EUROPEAN finance ministers will join battle this weekend in a new row over who should represent the euro on the international stage including the G7 and the International Monetary Fund.

The dispute, which pits the EU's larger countries against their smaller counterparts, underlines the enhanced global aspirations of the architects of the euro, and could lead to a clash with America.

The question of who becomes "Mr or Ms Euro" also raises questions about the role of the European Commission in shaping or presenting policy after the launch of the euro next January.

Officials in Brussels say there is no threat to Britain's G7 status, but argue that successful co-ordination of a Euro-11 policy would diminish the influence of the UK, which will be outside the first wave of monetary union.

At the informal meeting of finance ministers starting in Vienna today, the French finance minister Dominique Strauss-Kahn, will propose that the euro should be represented at G7 by the participating countries already represented there in rotation.

That would mean France, Germany and Italy taking turns to present the view of the Euro-11 bloc, after the European Commission had prepared a joint position taking on board the views of the other eight.

However the small and medium size nations - including Spain and Austria, which holds the EU presidency - are resisting the plan, arguing that their influence would be limited.

They would like to see the job of "Mr or Ms Euro" going to the rotating presidency of the Euro-11, (currently Austria). One alternative would be that the role is taken by the Commission, represented by its president, Jacques Santer, or the economic and monetary affairs commissioner, Yves Thibault de Silguy.

The issue has raised tensions in Brussels.
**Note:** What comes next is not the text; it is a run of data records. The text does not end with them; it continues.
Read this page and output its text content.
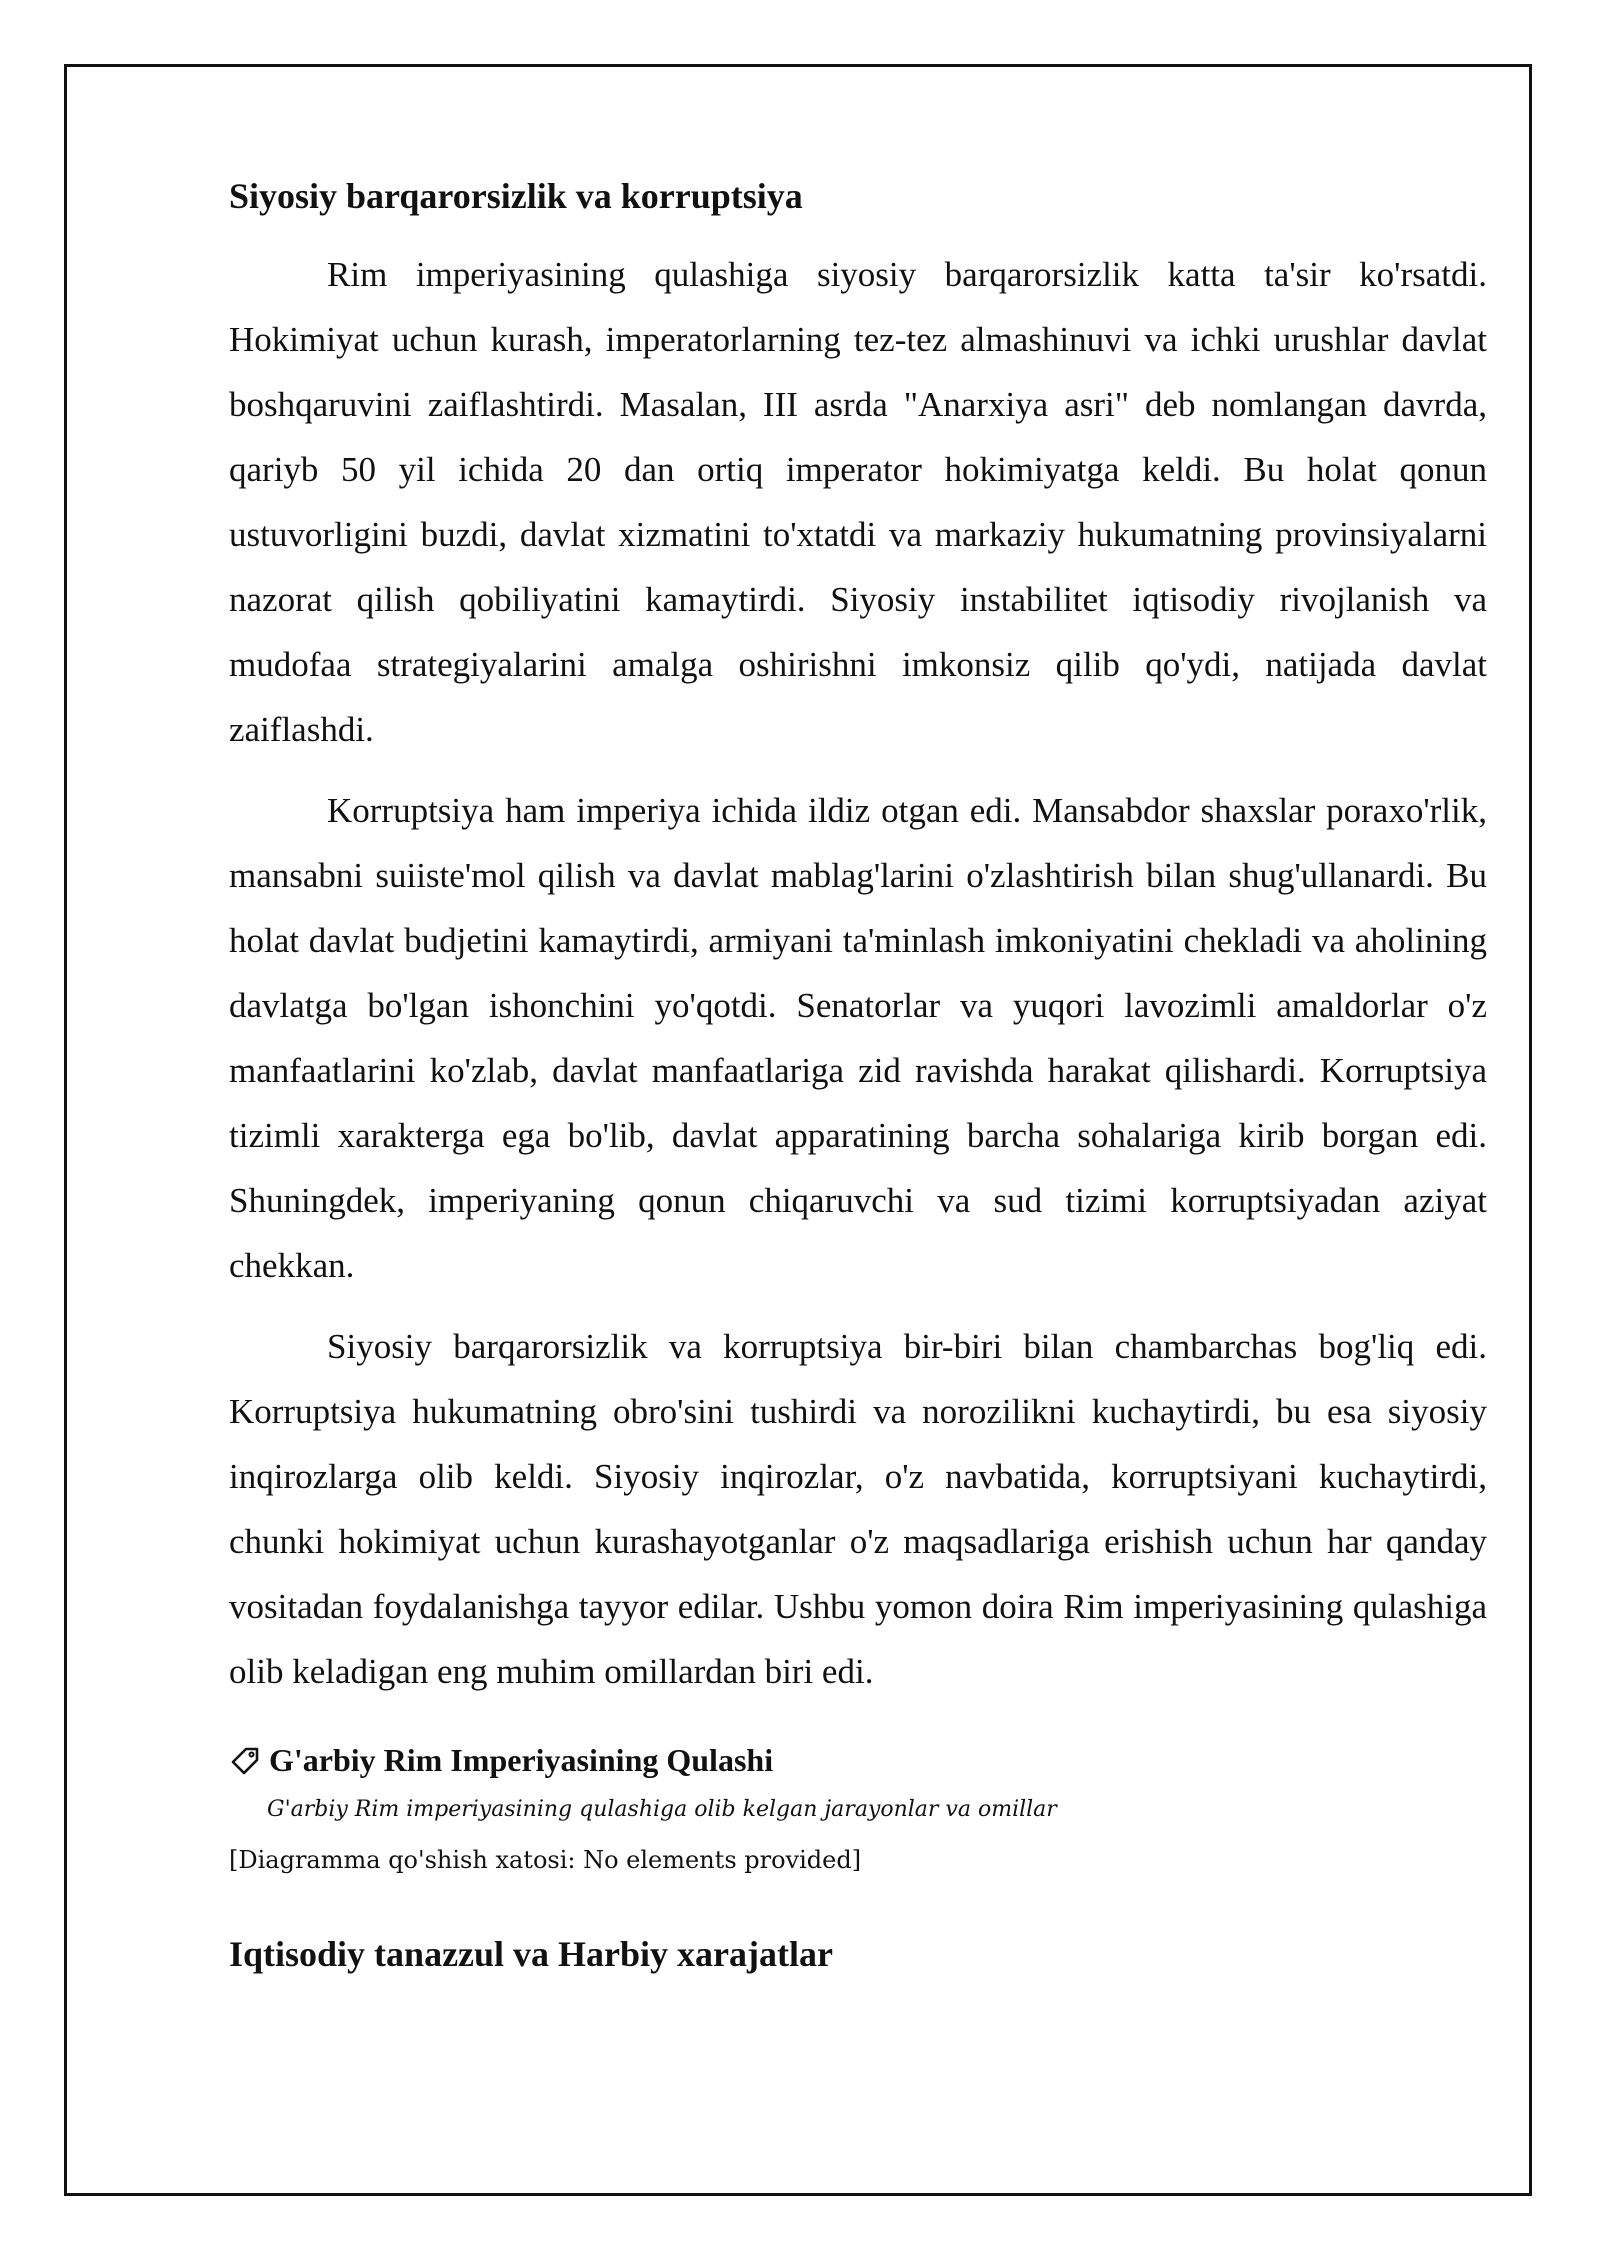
Siyosiy barqarorsizlik va korruptsiya

Rim imperiyasining qulashiga siyosiy barqarorsizlik katta ta'sir ko'rsatdi. Hokimiyat uchun kurash, imperatorlarning tez-tez almashinuvi va ichki urushlar davlat boshqaruvini zaiflashtirdi. Masalan, III asrda "Anarxiya asri" deb nomlangan davrda, qariyb 50 yil ichida 20 dan ortiq imperator hokimiyatga keldi. Bu holat qonun ustuvorligini buzdi, davlat xizmatini to'xtatdi va markaziy hukumatning provinsiyalarni nazorat qilish qobiliyatini kamaytirdi. Siyosiy instabilitet iqtisodiy rivojlanish va mudofaa strategiyalarini amalga oshirishni imkonsiz qilib qo'ydi, natijada davlat zaiflashdi.

Korruptsiya ham imperiya ichida ildiz otgan edi. Mansabdor shaxslar poraxo'rlik, mansabni suiiste'mol qilish va davlat mablag'larini o'zlashtirish bilan shug'ullanardi. Bu holat davlat budjetini kamaytirdi, armiyani ta'minlash imkoniyatini chekladi va aholining davlatga bo'lgan ishonchini yo'qotdi. Senatorlar va yuqori lavozimli amaldorlar o'z manfaatlarini ko'zlab, davlat manfaatlariga zid ravishda harakat qilishardi. Korruptsiya tizimli xarakterga ega bo'lib, davlat apparatining barcha sohalariga kirib borgan edi. Shuningdek, imperiyaning qonun chiqaruvchi va sud tizimi korruptsiyadan aziyat chekkan.

Siyosiy barqarorsizlik va korruptsiya bir-biri bilan chambarchas bog'liq edi. Korruptsiya hukumatning obro'sini tushirdi va norozilikni kuchaytirdi, bu esa siyosiy inqirozlarga olib keldi. Siyosiy inqirozlar, o'z navbatida, korruptsiyani kuchaytirdi, chunki hokimiyat uchun kurashayotganlar o'z maqsadlariga erishish uchun har qanday vositadan foydalanishga tayyor edilar. Ushbu yomon doira Rim imperiyasining qulashiga olib keladigan eng muhim omillardan biri edi.

G'arbiy Rim Imperiyasining Qulashi
G'arbiy Rim imperiyasining qulashiga olib kelgan jarayonlar va omillar
[Diagramma qo'shish xatosi: No elements provided]
Iqtisodiy tanazzul va Harbiy xarajatlar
Austria was one of the countries angered by being excluded from moves by Europe's G7 countries in reaction to the Russian crisis earlier this year.

In any event the European Central Bank governor, Wim Duisenberg, is likely to win a seat at G7. Any suggestion of a greater role for the Commission is likely to cause consternation in the US, which feels that Europe - with four participants including Britain - is already over-represented.

The model adopted for the G7 is expected to be applied to the IMF representation, although the Commission is unlikely to be given a presentational role there because of the way the organisation is constituted.

Today's informal Ecofin meeting will also broach sensitive issues including the setting up of ERM2, the exchange rate system which comes into being next January and which Denmark and Greece have pledged to join.

The Austrian presidency also hopes to make progress on tax harmonisation proposals. Negotiations will take place over the issue of a withholding tax on savings.